A statement that the company's public accounting firm has attested to and reported on management's assertion of effectiveness.
- Consider (as noted above) if it should be the company's auditor who makes this assessment.
- If you take the enterprise risk management and corporate governance approach I'm advocating above and that other countries have adopted, then the financial burden on companies must factor in the incredible upside of having these processes in place. Many studies (including the two books I've coauthored with Dr.'s Shenkir and Barton) discuss the value gained by companies that adopt enterprise risk management. This value outweighs the costs (in my view). Does any board member not want to know the key business risks and how effectively management is addressing those risks? Furthermore, I've read (but cannot find the exact reference) that today's capital markets place a premium on companies with good corporate governance. I believe even Standard & Poor's is trying to report corporate governance information so that investors can make an assessment.
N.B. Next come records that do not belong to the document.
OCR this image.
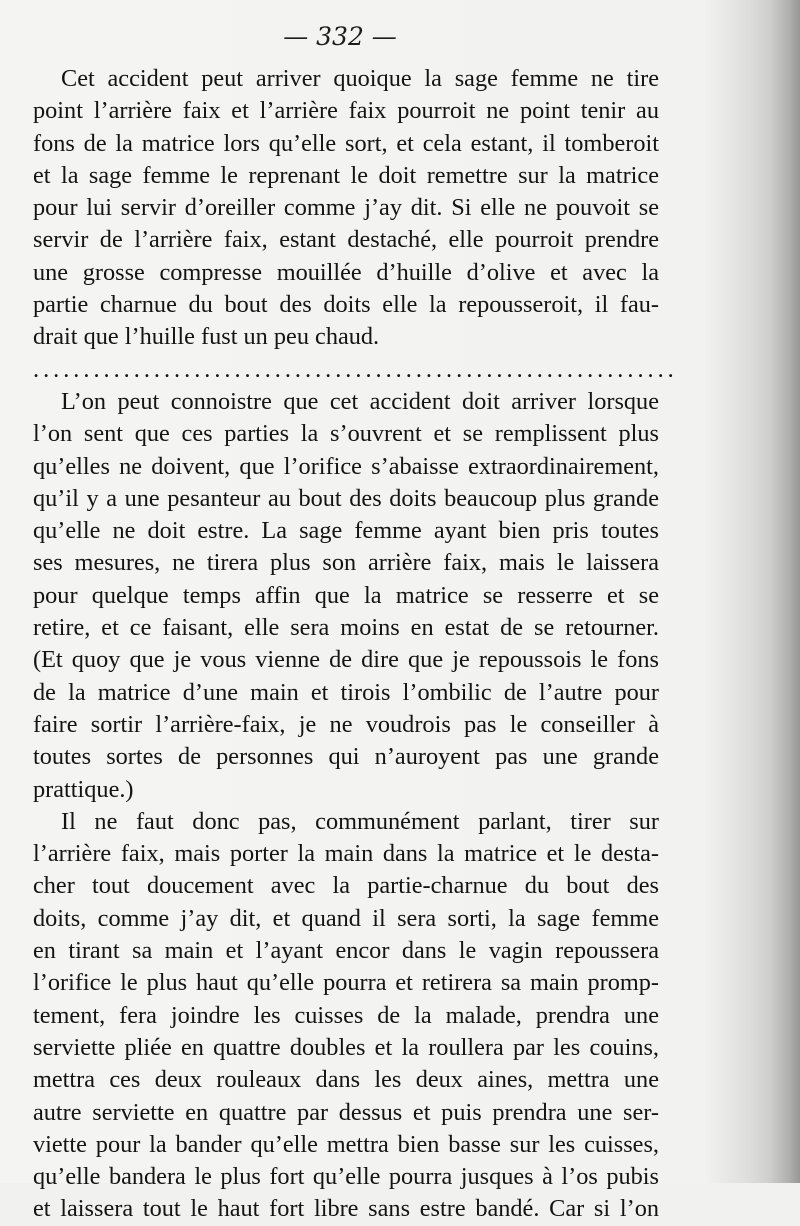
— 332 —
Cet accident peut arriver quoique la sage femme ne tire
point l’arrière faix et l’arrière faix pourroit ne point tenir au
fons de la matrice lors qu’elle sort, et cela estant, il tomberoit
et la sage femme le reprenant le doit remettre sur la matrice
pour lui servir d’oreiller comme j’ay dit. Si elle ne pouvoit se
servir de l’arrière faix, estant destaché, elle pourroit prendre
une grosse compresse mouillée d’huille d’olive et avec la
partie charnue du bout des doits elle la repousseroit, il fau-
drait que l’huille fust un peu chaud.
................................................................
L’on peut connoistre que cet accident doit arriver lorsque
l’on sent que ces parties la s’ouvrent et se remplissent plus
qu’elles ne doivent, que l’orifice s’abaisse extraordinairement,
qu’il y a une pesanteur au bout des doits beaucoup plus grande
qu’elle ne doit estre. La sage femme ayant bien pris toutes
ses mesures, ne tirera plus son arrière faix, mais le laissera
pour quelque temps affin que la matrice se resserre et se
retire, et ce faisant, elle sera moins en estat de se retourner.
(Et quoy que je vous vienne de dire que je repoussois le fons
de la matrice d’une main et tirois l’ombilic de l’autre pour
faire sortir l’arrière-faix, je ne voudrois pas le conseiller à
toutes sortes de personnes qui n’auroyent pas une grande
prattique.)
Il ne faut donc pas, communément parlant, tirer sur
l’arrière faix, mais porter la main dans la matrice et le desta-
cher tout doucement avec la partie-charnue du bout des
doits, comme j’ay dit, et quand il sera sorti, la sage femme
en tirant sa main et l’ayant encor dans le vagin repoussera
l’orifice le plus haut qu’elle pourra et retirera sa main promp-
tement, fera joindre les cuisses de la malade, prendra une
serviette pliée en quattre doubles et la roullera par les couins,
mettra ces deux rouleaux dans les deux aines, mettra une
autre serviette en quattre par dessus et puis prendra une ser-
viette pour la bander qu’elle mettra bien basse sur les cuisses,
qu’elle bandera le plus fort qu’elle pourra jusques à l’os pubis
et laissera tout le haut fort libre sans estre bandé. Car si l’on
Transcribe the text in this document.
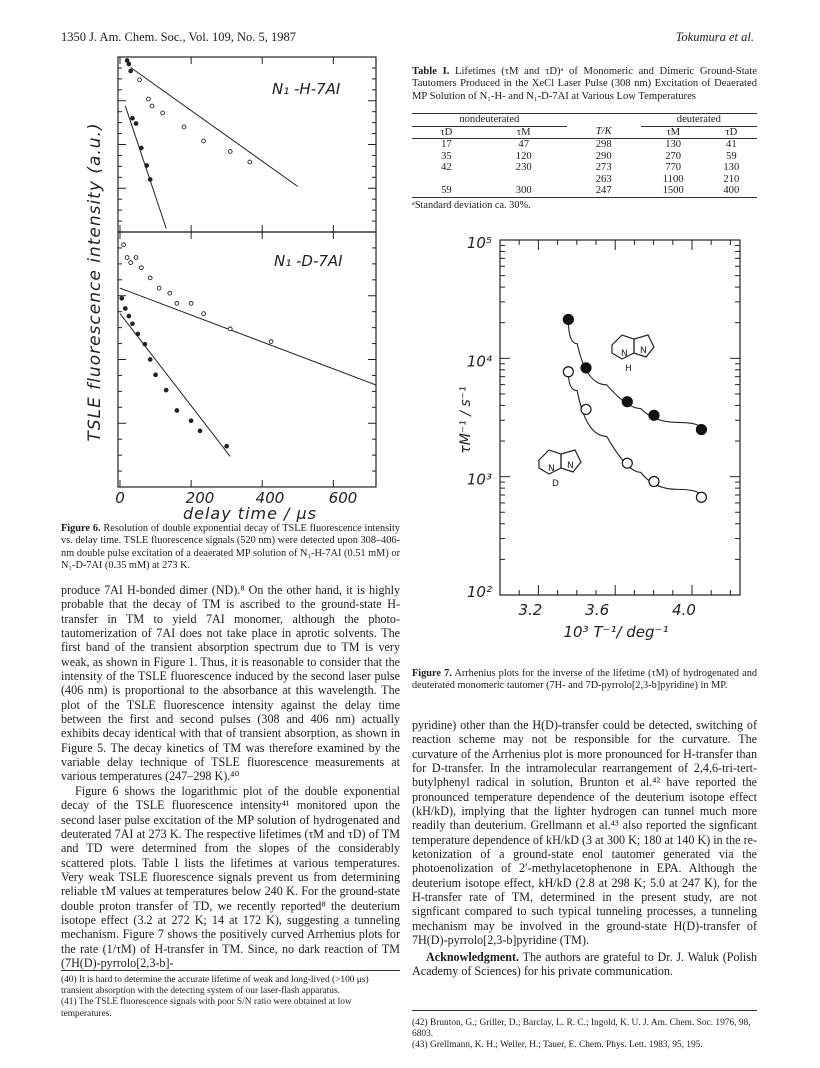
1350 J. Am. Chem. Soc., Vol. 109, No. 5, 1987	Tokumura et al.
N₁ -H-7AI
N₁ -D-7AI
TSLE fluorescence intensity (a.u.)
0	200	400	600
delay time / μs
Figure 6. Resolution of double exponential decay of TSLE fluorescence intensity vs. delay time. TSLE fluorescence signals (520 nm) were detected upon 308–406-nm double pulse excitation of a deaerated MP solution of N₁-H-7AI (0.51 mM) or N₁-D-7AI (0.35 mM) at 273 K.

produce 7AI H-bonded dimer (ND).⁸ On the other hand, it is highly probable that the decay of TM is ascribed to the ground-state H-transfer in TM to yield 7AI monomer, although the photo-tautomerization of 7AI does not take place in aprotic solvents. The first band of the transient absorption spectrum due to TM is very weak, as shown in Figure 1. Thus, it is reasonable to consider that the intensity of the TSLE fluorescence induced by the second laser pulse (406 nm) is proportional to the absorbance at this wavelength. The plot of the TSLE fluorescence intensity against the delay time between the first and second pulses (308 and 406 nm) actually exhibits decay identical with that of transient absorption, as shown in Figure 5. The decay kinetics of TM was therefore examined by the variable delay technique of TSLE fluorescence measurements at various temperatures (247–298 K).⁴⁰

Figure 6 shows the logarithmic plot of the double exponential decay of the TSLE fluorescence intensity⁴¹ monitored upon the second laser pulse excitation of the MP solution of hydrogenated and deuterated 7AI at 273 K. The respective lifetimes (τM and τD) of TM and TD were determined from the slopes of the considerably scattered plots. Table I lists the lifetimes at various temperatures. Very weak TSLE fluorescence signals prevent us from determining reliable τM values at temperatures below 240 K. For the ground-state double proton transfer of TD, we recently reported⁸ the deuterium isotope effect (3.2 at 272 K; 14 at 172 K), suggesting a tunneling mechanism. Figure 7 shows the positively curved Arrhenius plots for the rate (1/τM) of H-transfer in TM. Since, no dark reaction of TM (7H(D)-pyrrolo[2,3-b]-

(40) It is hard to determine the accurate lifetime of weak and long-lived (>100 μs) transient absorption with the detecting system of our laser-flash apparatus.

(41) The TSLE fluorescence signals with poor S/N ratio were obtained at low temperatures.

Table I. Lifetimes (τM and τD)ᵃ of Monomeric and Dimeric Ground-State Tautomers Produced in the XeCl Laser Pulse (308 nm) Excitation of Deaerated MP Solution of N₁-H- and N₁-D-7AI at Various Low Temperatures
nondeuterated			deuterated	
τD	τM	T/K	τM	τD
17	47	298	130	41
35	120	290	270	59
42	230	273	770	130
		263	1100	210
59	300	247	1500	400
ᵃStandard deviation ca. 30%.
10⁵
10⁴
10³
10²
3.2	3.6	4.0
τM⁻¹ / s⁻¹
10³ T⁻¹/ deg⁻¹
N N
H
N N
D
Figure 7. Arrhenius plots for the inverse of the lifetime (τM) of hydrogenated and deuterated monomeric tautomer (7H- and 7D-pyrrolo[2,3-b]pyridine) in MP.

pyridine) other than the H(D)-transfer could be detected, switching of reaction scheme may not be responsible for the curvature. The curvature of the Arrhenius plot is more pronounced for H-transfer than for D-transfer. In the intramolecular rearrangement of 2,4,6-tri-tert-butylphenyl radical in solution, Brunton et al.⁴² have reported the pronounced temperature dependence of the deuterium isotope effect (kH/kD), implying that the lighter hydrogen can tunnel much more readily than deuterium. Grellmann et al.⁴³ also reported the signficant temperature dependence of kH/kD (3 at 300 K; 180 at 140 K) in the re-ketonization of a ground-state enol tautomer generated via the photoenolization of 2′-methylacetophenone in EPA. Although the deuterium isotope effect, kH/kD (2.8 at 298 K; 5.0 at 247 K), for the H-transfer rate of TM, determined in the present study, are not signficant compared to such typical tunneling processes, a tunneling mechanism may be involved in the ground-state H(D)-transfer of 7H(D)-pyrrolo[2,3-b]pyridine (TM).

Acknowledgment. The authors are grateful to Dr. J. Waluk (Polish Academy of Sciences) for his private communication.

(42) Brunton, G.; Griller, D.; Barclay, L. R. C.; Ingold, K. U. J. Am. Chem. Soc. 1976, 98, 6803.

(43) Grellmann, K. H.; Weller, H.; Tauer, E. Chem. Phys. Lett. 1983, 95, 195.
If true, this once again should strongly suggest that the SEC not adopt an outdated internal control perspective, but instead should adopt an enterprise risk management and corporate governance view.
A statement of management's responsibility for establishing and maintaining an adequate internal control structure for financial reporting.
- As is evident from my comments above, I do not believe it is of significant enough value to only have management comment on internal controls in the financial reporting area.
Thank you for allowing me to comment on your proposed rule.